Archaeological zones of Campeche will be open to the public during the Easter Holidays

Edzna (Photo: SECTUR)

Photo: (Yucatán a la mano)

Campeche, Camp., (April 02, 2021).- Despite the announcement of the closure of different archaeological zones in the country such as Chichén Itzá or Teotihuacan, of the 16 sacred Maya sites found in Campeche, seven will be open: Calakmul, Edzná, Hormiguero, Balamkú, Xpuhil, Hochob, and Becán, which may be visited during this Easter holiday period, at their usual hours from Monday to Sunday from 8:00 a.m. to 5:00 p.m.

During his visit to Campeche, President Andrés Manuel López Obrador stated that the archaeological zone of Calakmul was like the New York of the Maya, which was answered by the archaeologist Adriana Velázquez Morlet, delegate of the National Institute of Anthropology and History (INAH) in the state.

Calakmul was one of the largest Mayan cities, where more than 120 stelae have been located between structures and pyramids; its development is recorded around the year 200 and 300 BC, according to the investigations of the archaeologist Ramón Carrasco, explained the expert.

In 2002 Calakmul was named a World Heritage Site and, in 2014 it was recognized as a mixed cultural and natural asset and inscribed on the Unesco World Heritage List as a Natural and Cultural Heritage of Humanity.

With its history and all that it offers, Campeche can be one of the places to visit during the Easter holidays, since the state is under a Green on the epidemiological traffic light.

“Campeche is a very pleasant and safe option for a visit because, as President López Obrador said, it is one of the safest states in the country; you can travel without problem to archaeological sites and to our museums with all security measures ”, assured the archaeologist.

Calakmul is located within the largest jungle in Mesoamerica with 70 square kilometers, in the southern part of the Biosphere Reserve, considered the second largest extension of tropical forests in America.

Velázquez Morlet explained that Calakmul is named after the botanical biologist Cyrus Lundell, when he discovered the site in 1931, once he was taken to the site by loggers and chicleros who discovered it before him.

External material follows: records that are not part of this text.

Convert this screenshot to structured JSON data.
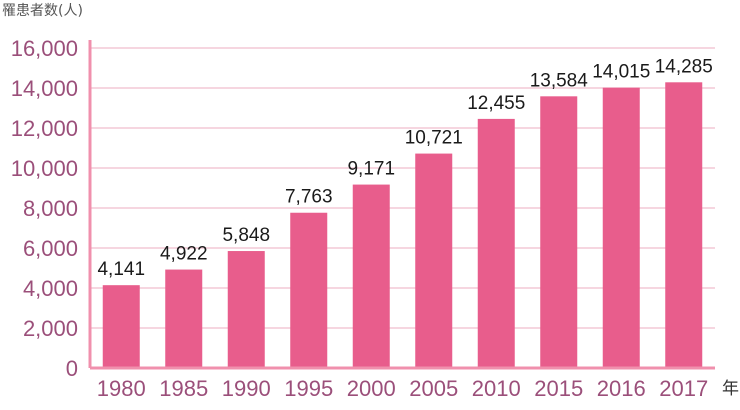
{
  "chart_data": {
    "type": "bar",
    "ylabel": "罹患者数(人)",
    "xlabel": "年",
    "categories": [
      "1980",
      "1985",
      "1990",
      "1995",
      "2000",
      "2005",
      "2010",
      "2015",
      "2016",
      "2017"
    ],
    "values": [
      4141,
      4922,
      5848,
      7763,
      9171,
      10721,
      12455,
      13584,
      14015,
      14285
    ],
    "value_labels": [
      "4,141",
      "4,922",
      "5,848",
      "7,763",
      "9,171",
      "10,721",
      "12,455",
      "13,584",
      "14,015",
      "14,285"
    ],
    "ylim": [
      0,
      16000
    ],
    "yticks": [
      "0",
      "2,000",
      "4,000",
      "6,000",
      "8,000",
      "10,000",
      "12,000",
      "14,000",
      "16,000"
    ],
    "ytick_values": [
      0,
      2000,
      4000,
      6000,
      8000,
      10000,
      12000,
      14000,
      16000
    ],
    "grid": true,
    "colors": {
      "bar": "#e85d8c",
      "grid": "#f3c9d6",
      "axis": "#f090ad",
      "tick_text": "#9b4f7a"
    }
  }
}
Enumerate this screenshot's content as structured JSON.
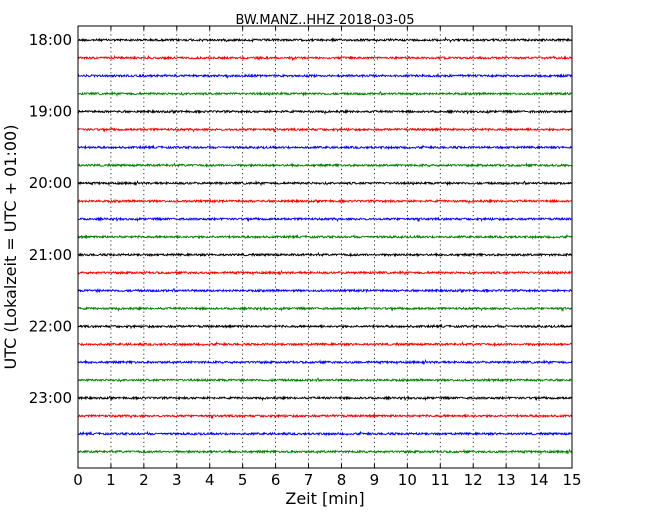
{
  "chart_data": {
    "type": "line",
    "title": "BW.MANZ..HHZ 2018-03-05",
    "xlabel": "Zeit  [min]",
    "ylabel": "UTC (Lokalzeit = UTC + 01:00)",
    "xlim": [
      0,
      15
    ],
    "x_ticks": [
      "0",
      "1",
      "2",
      "3",
      "4",
      "5",
      "6",
      "7",
      "8",
      "9",
      "10",
      "11",
      "12",
      "13",
      "14",
      "15"
    ],
    "y_tick_labels": [
      "18:00",
      "19:00",
      "20:00",
      "21:00",
      "22:00",
      "23:00"
    ],
    "grid": "vertical dotted",
    "color_cycle": [
      "#000000",
      "#ff0000",
      "#0000ff",
      "#008000"
    ],
    "trace_start_times": [
      "18:00",
      "18:15",
      "18:30",
      "18:45",
      "19:00",
      "19:15",
      "19:30",
      "19:45",
      "20:00",
      "20:15",
      "20:30",
      "20:45",
      "21:00",
      "21:15",
      "21:30",
      "21:45",
      "22:00",
      "22:15",
      "22:30",
      "22:45",
      "23:00",
      "23:15",
      "23:30",
      "23:45"
    ]
  }
}
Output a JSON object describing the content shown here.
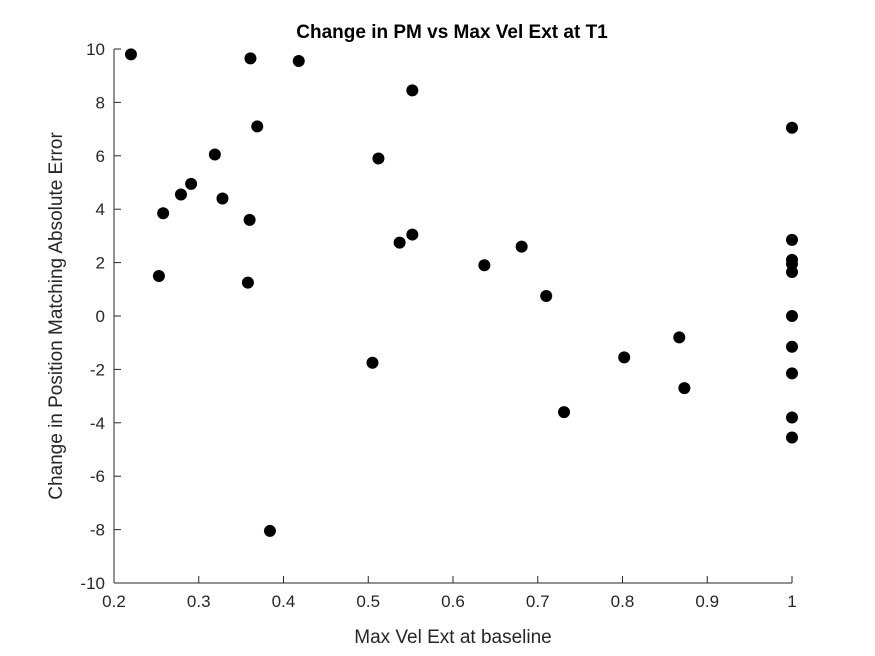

“He identifies it by structures 1 and 2 and since they are close to each other, he called them adjacent mounds and asked the people of the region how this would be said in Maya; this is how the word Calakmul was created, of course, it is not its original name, that could have been Chiik Naab (house of the water lily), which is mentioned in monuments of the ancient pre-Hispanic city ”, he said.

Although Velázquez Morlet stressed that Campeche is a state that has enormous archaeological and historical wealth “, just to give general data, we have more than a thousand registered archaeological sites, of which 17 have already been explored and at least partially open to visitors.”

This panorama places Campeche as a state with enormous cultural potential, since the sites mentioned by the chief executive, such as Calakmul and Edzná, are constructions that had to do with the political and economic importance of the ancient Maya, between the 7th and 19th centuries.